Even though she hasn’t even brushed her teeth, Dillon’s on her iPad. Self-Loathing’s eagle eyes can see that she’s surfing a wellness website, bookmarking pages touting the benefits of burpees and lean protein. Self-Loathing frowns. This won’t do.
He’d long ago hacked into her Wi-Fi, installing a nifty little program that lets him feed ads and other content of his choosing to her screen. He taps a few buttons, then folds his arms and stands back, waiting.

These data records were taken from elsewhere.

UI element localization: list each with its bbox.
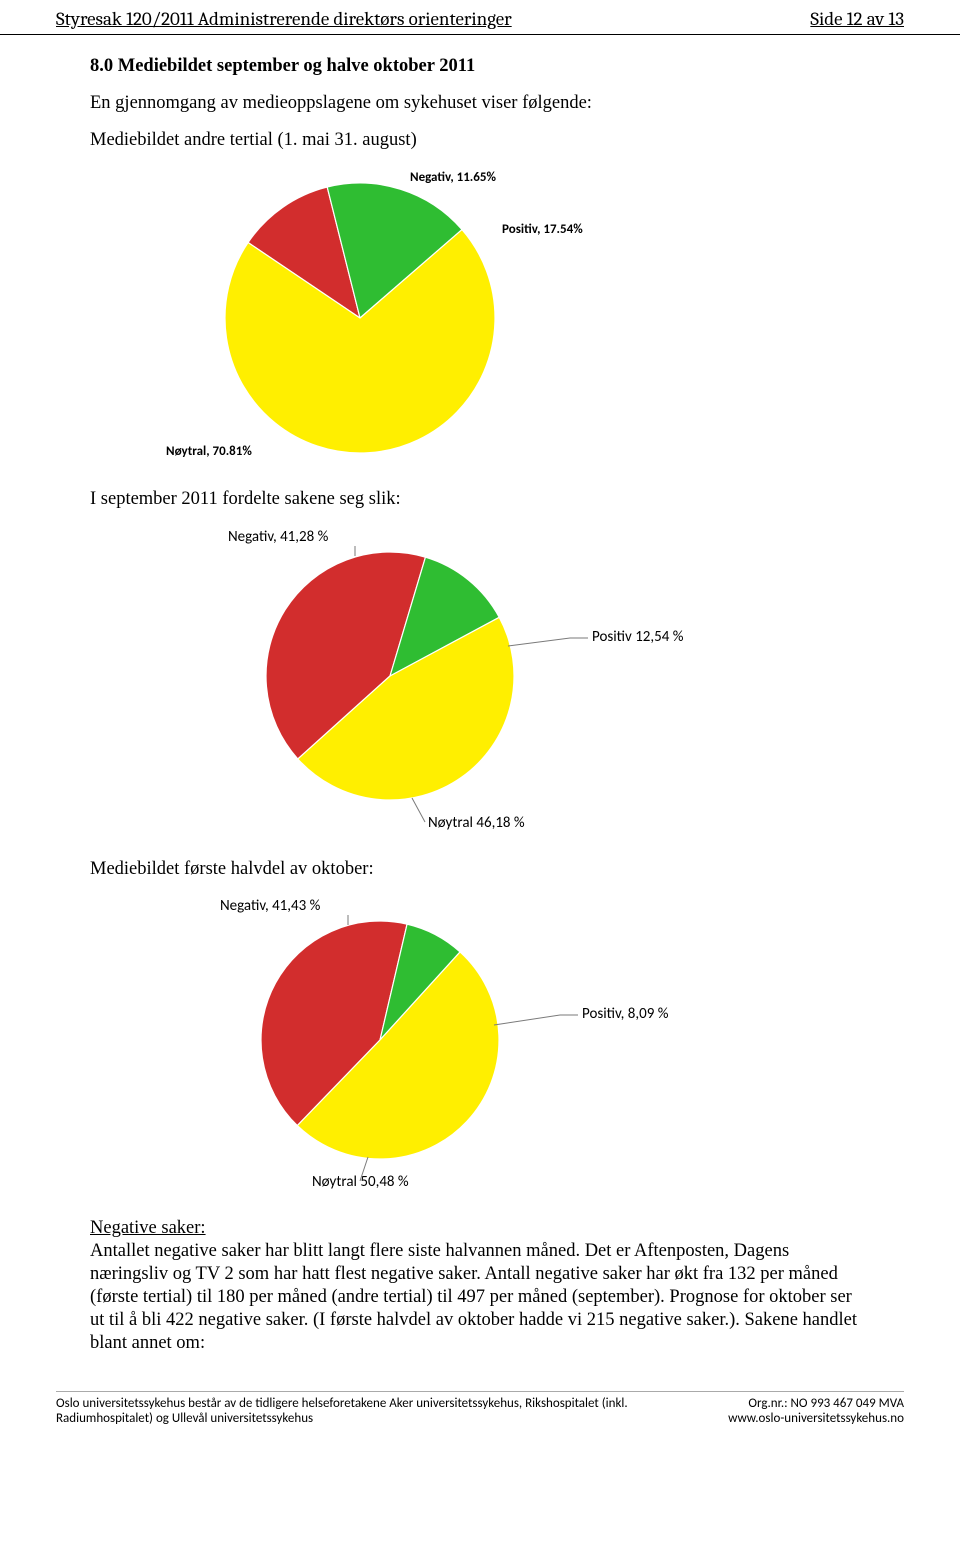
header-right: Side 12 av 13 [810,8,904,30]
footer-left-line2: Radiumhospitalet) og Ullevål universitet… [56,1411,313,1426]
chart3-label-positiv: Positiv, 8,09 % [582,1005,668,1024]
pie-chart-2-svg [150,526,770,836]
page-header: Styresak 120/2011 Administrerende direkt… [0,0,960,35]
footer-right: Org.nr.: NO 993 467 049 MVA www.oslo-uni… [728,1396,904,1426]
chart1-label-noytral: Nøytral, 70.81% [166,444,252,460]
chart3-caption: Mediebildet første halvdel av oktober: [90,858,870,881]
footer-right-line1: Org.nr.: NO 993 467 049 MVA [748,1396,904,1411]
leader-line [494,1015,578,1025]
footer-left: Oslo universitetssykehus består av de ti… [56,1396,628,1426]
header-left: Styresak 120/2011 Administrerende direkt… [56,8,512,30]
pie-chart-3-svg [150,895,770,1195]
pie-chart-1-svg [170,166,690,466]
chart1-label-negativ: Negativ, 11.65% [410,170,496,186]
chart2-label-positiv: Positiv 12,54 % [592,628,683,647]
footer-right-line2: www.oslo-universitetssykehus.no [728,1411,904,1426]
pie-chart-1: Negativ, 11.65% Positiv, 17.54% Nøytral,… [170,166,870,466]
chart3-label-negativ: Negativ, 41,43 % [220,897,320,916]
chart1-label-positiv: Positiv, 17.54% [502,222,583,238]
chart2-caption: I september 2011 fordelte sakene seg sli… [90,488,870,511]
content: 8.0 Mediebildet september og halve oktob… [0,35,960,1355]
page-footer: Oslo universitetssykehus består av de ti… [0,1392,960,1454]
page: Styresak 120/2011 Administrerende direkt… [0,0,960,1454]
negative-paragraph: Negative saker: Antallet negative saker … [90,1217,870,1356]
leader-line [508,638,588,646]
chart2-label-negativ: Negativ, 41,28 % [228,528,328,547]
leader-line [412,798,425,822]
footer-left-line1: Oslo universitetssykehus består av de ti… [56,1396,628,1411]
section-heading: 8.0 Mediebildet september og halve oktob… [90,55,870,78]
chart3-label-noytral: Nøytral 50,48 % [312,1173,409,1192]
negative-heading: Negative saker: [90,1218,206,1238]
pie-chart-3: Negativ, 41,43 % Positiv, 8,09 % Nøytral… [150,895,870,1195]
intro-text: En gjennomgang av medieoppslagene om syk… [90,92,870,115]
chart1-caption: Mediebildet andre tertial (1. mai 31. au… [90,129,870,152]
negative-body: Antallet negative saker har blitt langt … [90,1241,857,1354]
pie-chart-2: Negativ, 41,28 % Positiv 12,54 % Nøytral… [150,526,870,836]
chart2-label-noytral: Nøytral 46,18 % [428,814,525,833]
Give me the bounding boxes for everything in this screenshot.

It’s only minutes, really, before he sees her poke a finger into her soft belly. She swipes at the screen again. Then she pinches a roll of her flesh between her thumb and pointer. Self-loathing sends her a few more images. Dillon abruptly shoves her iPad aside, stands, and walks out of the room.
When she returns, she’s cradling something wrapped in a navy towel. She shoves a chair under her doorknob and goes to her bathroom to pour a glass of water. Then she unfurls the towel, tears open the loaf of white bread, and starts to stuff slices into her mouth, guzzling water to force the food down her throat.
Self-Loathing debates sticking around to hear her puking, but he’s already running late on his rounds. Another day.
A woman pushing a stroller is on the sidewalk, maybe fifty feet away, coming toward him. She’s cooing into the stroller. Babies are tricky because they can’t yet absorb what he offers.
The mothers are another story; so easy to plant those seeds. “I’ve read that not all beautiful chubby babies grow up to be fat kids.” Or, “I wouldn’t worry about the size of her ears. Most babies’ proportions even out over time.” He’s been at this long enough to witness the mothers transplant those seedlings into their children.
The baby gurgles, a pure, joyous sound. Something about the laughter’s timbre jars loose a distant childhood memory, one Self-Loathing can’t quite bring into focus.
When was the last time he felt pure joy?
Easier to remember its opposite. Like on the school playground, when the bullies came for him. Or at the dinners, when his mother stayed silent while his father shamed him. Or the dates he never went on, the job interviews he flubbed, and the endless nights alone.
The woman blows kisses at the baby. Self-Loathing straightens and walks toward her. He scans her face, body, and demeanor, weighing her split ends, baby-weight, and acne scars. He splays his hands wide as if he means no harm.
“Morning! Can I have a peek at your baby?”